Freitag, 5. Mai 2006: Sehr heiss heute! Paul streicht zum 4. Mal seine Schreinerarbeiten und baut sie ein. Später räumen wir Büchsen und Teigwaren in diverse Geheimfächer. Überhaupt, wo sollen alle die Sachen hin, die wir mitgebracht haben? Und inzwischen haben wir auch bemerkt, dass wir vieles zu Hause vergessen haben.

Ich sitze den ganzen Nachmittag am Laptop und übe, den Bericht und Fotos auf den USBStick zu beamen. Irgendwann klappt es dann tatsächlich doch noch.

Samstag, 6. Mai 2006: Von der Reception aus können wir nun doch noch den Bericht und die Fotos vom USB-Stick an Marcus übermitteln. Auch die Wireless-Verbindung klappt nun. Mensch, war das eine Übung!

Am Abend haben wir Besuch von Susi und Toni. Sie sind unterwegs von Ampuriabrava

(Spanien) in den Kanton Aargau und legen auf unsere Einladung hin, hier einen

Zwischenstopp ein. Wir essen zusammen im Restaurant El Brasero im Dorf eine feine Pizza und Paul löchert Toni den ganzen Abend mit -zig Fragen zum Thema Segeln, die der erfahrene Seemann Toni, gerne und ausführlich beantwortet. Die beiden übernachten bei uns auf dem Schiff und nach dem Frühstück setzen sie ihren Weg in die Heimat fort.
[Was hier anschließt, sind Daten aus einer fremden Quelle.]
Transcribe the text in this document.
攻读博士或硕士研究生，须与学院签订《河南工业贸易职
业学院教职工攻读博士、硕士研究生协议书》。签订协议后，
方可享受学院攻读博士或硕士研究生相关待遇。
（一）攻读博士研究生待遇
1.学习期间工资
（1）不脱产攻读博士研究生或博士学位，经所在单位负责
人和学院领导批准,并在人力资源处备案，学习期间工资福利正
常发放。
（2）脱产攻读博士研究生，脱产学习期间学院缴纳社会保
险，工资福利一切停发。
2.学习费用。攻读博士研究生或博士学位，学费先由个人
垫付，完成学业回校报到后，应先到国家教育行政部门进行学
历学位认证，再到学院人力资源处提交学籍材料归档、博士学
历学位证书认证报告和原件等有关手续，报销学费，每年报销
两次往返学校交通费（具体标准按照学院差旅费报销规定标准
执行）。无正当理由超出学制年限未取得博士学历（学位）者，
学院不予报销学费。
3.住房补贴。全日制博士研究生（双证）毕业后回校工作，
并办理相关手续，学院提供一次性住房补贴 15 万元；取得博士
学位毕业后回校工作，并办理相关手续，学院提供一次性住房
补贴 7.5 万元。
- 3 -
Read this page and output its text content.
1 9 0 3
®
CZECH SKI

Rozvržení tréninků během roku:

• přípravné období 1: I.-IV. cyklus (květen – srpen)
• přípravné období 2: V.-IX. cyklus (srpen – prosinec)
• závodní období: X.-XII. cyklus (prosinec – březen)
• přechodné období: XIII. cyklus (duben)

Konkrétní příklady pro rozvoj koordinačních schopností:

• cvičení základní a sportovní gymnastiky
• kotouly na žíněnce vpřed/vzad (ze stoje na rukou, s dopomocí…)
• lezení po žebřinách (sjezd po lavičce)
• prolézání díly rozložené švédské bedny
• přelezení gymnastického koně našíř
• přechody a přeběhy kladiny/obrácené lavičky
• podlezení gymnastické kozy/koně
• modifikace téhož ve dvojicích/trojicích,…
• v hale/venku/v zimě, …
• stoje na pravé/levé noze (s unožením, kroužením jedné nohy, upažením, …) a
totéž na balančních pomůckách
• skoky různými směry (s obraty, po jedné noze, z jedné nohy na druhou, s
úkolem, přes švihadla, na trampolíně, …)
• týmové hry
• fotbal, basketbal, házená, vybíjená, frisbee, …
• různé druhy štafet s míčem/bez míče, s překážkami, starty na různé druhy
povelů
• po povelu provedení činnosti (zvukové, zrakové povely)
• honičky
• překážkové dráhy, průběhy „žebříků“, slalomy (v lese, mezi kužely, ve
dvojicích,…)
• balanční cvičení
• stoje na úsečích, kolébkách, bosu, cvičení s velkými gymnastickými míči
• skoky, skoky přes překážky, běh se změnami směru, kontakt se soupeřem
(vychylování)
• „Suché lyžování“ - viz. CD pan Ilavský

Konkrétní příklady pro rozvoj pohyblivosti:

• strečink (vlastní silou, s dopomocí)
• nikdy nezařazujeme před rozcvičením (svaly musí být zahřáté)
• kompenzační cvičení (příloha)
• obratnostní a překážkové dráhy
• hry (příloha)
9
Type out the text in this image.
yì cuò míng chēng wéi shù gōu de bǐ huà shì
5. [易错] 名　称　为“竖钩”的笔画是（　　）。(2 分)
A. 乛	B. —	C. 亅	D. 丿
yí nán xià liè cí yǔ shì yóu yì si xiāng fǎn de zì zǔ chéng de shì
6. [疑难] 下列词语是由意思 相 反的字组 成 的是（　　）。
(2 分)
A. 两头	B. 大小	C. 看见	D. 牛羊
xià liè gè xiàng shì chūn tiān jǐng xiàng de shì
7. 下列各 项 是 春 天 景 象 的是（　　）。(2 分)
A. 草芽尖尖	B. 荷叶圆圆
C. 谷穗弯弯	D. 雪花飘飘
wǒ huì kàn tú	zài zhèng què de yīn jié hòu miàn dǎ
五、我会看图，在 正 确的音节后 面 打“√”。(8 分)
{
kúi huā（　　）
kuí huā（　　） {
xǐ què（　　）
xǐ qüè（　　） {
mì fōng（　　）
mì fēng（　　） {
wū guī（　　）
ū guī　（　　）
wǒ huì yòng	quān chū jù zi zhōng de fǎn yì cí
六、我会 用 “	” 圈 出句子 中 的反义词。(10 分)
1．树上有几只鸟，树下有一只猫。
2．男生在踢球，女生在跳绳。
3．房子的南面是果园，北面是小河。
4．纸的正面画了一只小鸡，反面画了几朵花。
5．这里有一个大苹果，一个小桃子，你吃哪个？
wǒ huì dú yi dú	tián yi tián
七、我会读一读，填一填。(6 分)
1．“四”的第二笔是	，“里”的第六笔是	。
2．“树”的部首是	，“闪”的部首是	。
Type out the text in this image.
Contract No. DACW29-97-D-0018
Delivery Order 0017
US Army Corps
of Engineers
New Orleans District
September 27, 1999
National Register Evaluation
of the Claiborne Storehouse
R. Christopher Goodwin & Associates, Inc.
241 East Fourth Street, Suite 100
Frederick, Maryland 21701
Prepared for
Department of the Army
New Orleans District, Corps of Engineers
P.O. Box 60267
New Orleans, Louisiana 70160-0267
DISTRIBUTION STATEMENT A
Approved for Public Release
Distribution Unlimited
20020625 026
Merci Ihr zwei für Euren Besuch.

Sonntag, 7.Mai 2006: Paul und ich fahren mit Markus, einem Schweizer, den das gleiche Fernweh gepackt hat, wie uns, nach Port de Bouc. Dort findet ein nautischer Flohmarkt statt. Wir finden allerdings nichts Brauchbares für uns. Was aber sehr interessant ist, sind die Rettungsübungen einer Gruppe von Meeresrettungshunden, Neufundländern. Die Hunde sind voller Eifer bei der Sache und wir wussten nicht einmal, dass es so etwas gibt.

Am Abend ist Markus bei uns zum Znacht. Es gibt Rösti, Bratwurst und Salat, na was denn sonst? Markus hat sein Boot, den Grizzly Bear, ganz in der Nähe unserer MABUHAY, aber im Gegensatz zu uns hat er sein Schiff aus Holz in viereinhalb Jahren selber gebaut. Alle Achtung!

Flohmarkt für Segler in Port de Bouc
ein braver Rettungshund
es gibt Rösti und Bratwurst

Montag, 8.Mai 2006: Wir fahren mit unseren Velos nach Port St. Louis. Es hat ziemlich kalten Wind, aber keinen Mistral. Um 11.00 h findet in Port St.Louis eine Gedenkfeier zum 61. Jahrestag des Endes des 2. Weltkrieges statt. Dafür werden von der Polizei 3 Strassen abgesperrt, die französische Flagge wird beim Klang der Marseillaise gehisst, der Gemeindepräsident und die Vizepräsidentin legen beim Denkmal ein Blumengebinde nieder, zwei Veteranen der 1. Division legen auch Blumen nieder, es gibt eine

Schweigeminute (während derer ein dämlicher Tourist in seinem Auto hupen muss, weil er es so eilig hat !). Die Gedenkfeier ist zwar sehr klein und kurz, aber trotzdem sehr eindrücklich.

Den ganzen Nachmittag regnet, nein , schüttet es und es ist saukalt, das hätten wir zu Hause auch haben können. Aber wir haben es in unserem Schiff sehr gemütlich. Sind immer noch am Verstauen von Material.